OBJECTIVE: To evaluate the effect of iron supplementation on mental and motor development in children through a systematic review of randomised controlled trials (RCTs). DATA SOURCES: Electronic databases, personal files, hand search of reviews, bibliographies of books, abstracts and proceedings of international conferences. REVIEW METHODS: RCTs with interventions that included oral or parenteral iron supplementation, fortified formula milk or cereals were evaluated. The outcomes studied were mental and motor development scores and various individual development tests employed, including Bayley mental and psychomotor development indices and intelligence quotient. RESULTS: The pooled estimate (random effects model) of mental development score standardised mean difference (SMD) was 0.30 (95% confidence interval (CI) 0.15 to 0.46, P<0.001; P<0.001 for heterogeneity). Initial anaemia and iron-deficiency anaemia were significant explanatory variables for heterogeneity. The pooled estimate of Bayley Mental Development Index (weighted mean difference) in younger children (<27 months old) was 0.95 (95% CI -0.56 to 2.46, P=0.22; P=0.016 for heterogeneity). For intelligence quotient scores (> or =8 years age), the pooled SMD was 0.41 (95% CI 0.20 to 0.62, P<0.001; P=0.07 for heterogeneity). There was no effect of iron supplementation on motor development score (SMD 0.09, 95% CI -0.08 to 0.26, P=0.28; P=0.028 for heterogeneity). CONCLUSIONS: Iron supplementation improves mental development score modestly. This effect is particularly apparent for intelligence tests above 7 years of age and in initially anaemic or iron-deficient anaemic subjects. There is no convincing evidence that iron treatment has an effect on mental development in children below 27 months of age or on motor development.
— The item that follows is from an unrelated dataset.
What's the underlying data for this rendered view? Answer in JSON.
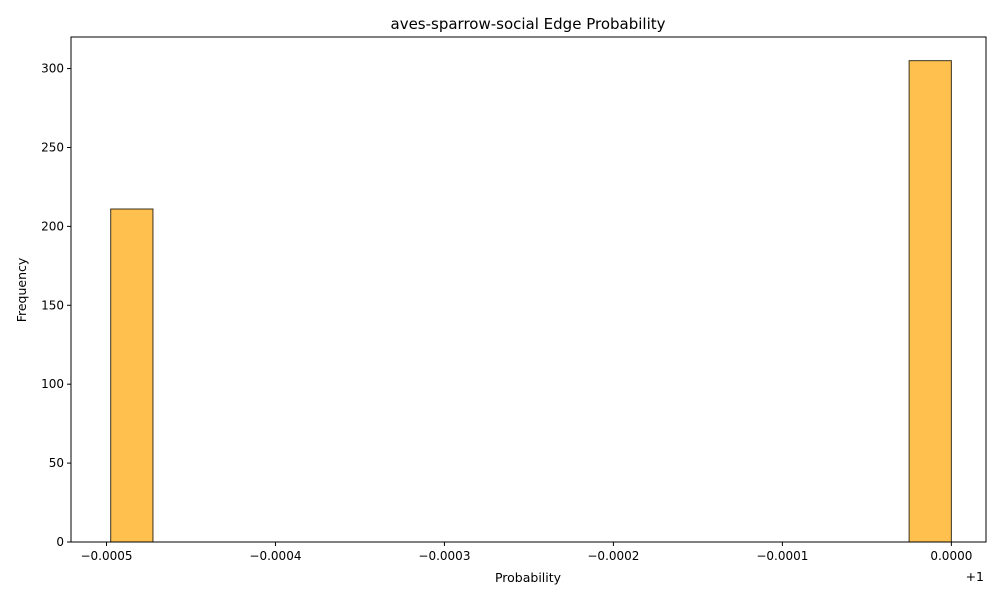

Effect of iron supplementation on incidence of infectious illness in children: systematic review.

OBJECTIVE: To evaluate the effect of iron supplementation on the incidence of infections in children. DESIGN: Systematic review of randomised controlled trials. DATA SOURCES: 28 randomised controlled trials (six unpublished and 22 published) on 7892 children. INTERVENTIONS: Oral or parenteral iron supplementation or fortified formula milk or cereals. OUTCOMES: Incidence of all recorded infectious illnesses, and individual illnesses, including respiratory tract infection, diarrhoea, malaria, other infections, and prevalence of positive smear results for malaria. RESULTS: The pooled estimate (random effects model) of the incidence rate ratio (iron v placebo) was 1.02 (95% confidence interval 0.96 to 1.08, P=0.54; P<0.0001 for heterogeneity). The incidence rate difference (iron minus placebo) for all recorded illnesses was 0.06 episodes/child year (-0.06 to 0.18, P=0.34; P<0.0001 for heterogeneity). However, there was an increase in the risk of developing diarrhoea (incidence rate ratio 1.11, 1.01 to 1.23, P=0.04), but this would not have an overall important on public health (incidence rate difference 0.05 episodes/child year, -0.03 to 0.13; P=0.21). The occurrence of other illnesses and positive results on malaria smears (adjusted for positive smears at baseline) were not significantly affected by iron administration. On meta-regression, the statistical heterogeneity could not be explained by the variables studied. CONCLUSION: Iron supplementation has no apparent harmful effect on the overall incidence of infectious illnesses in children, though it slightly increases the risk of developing diarrhoea.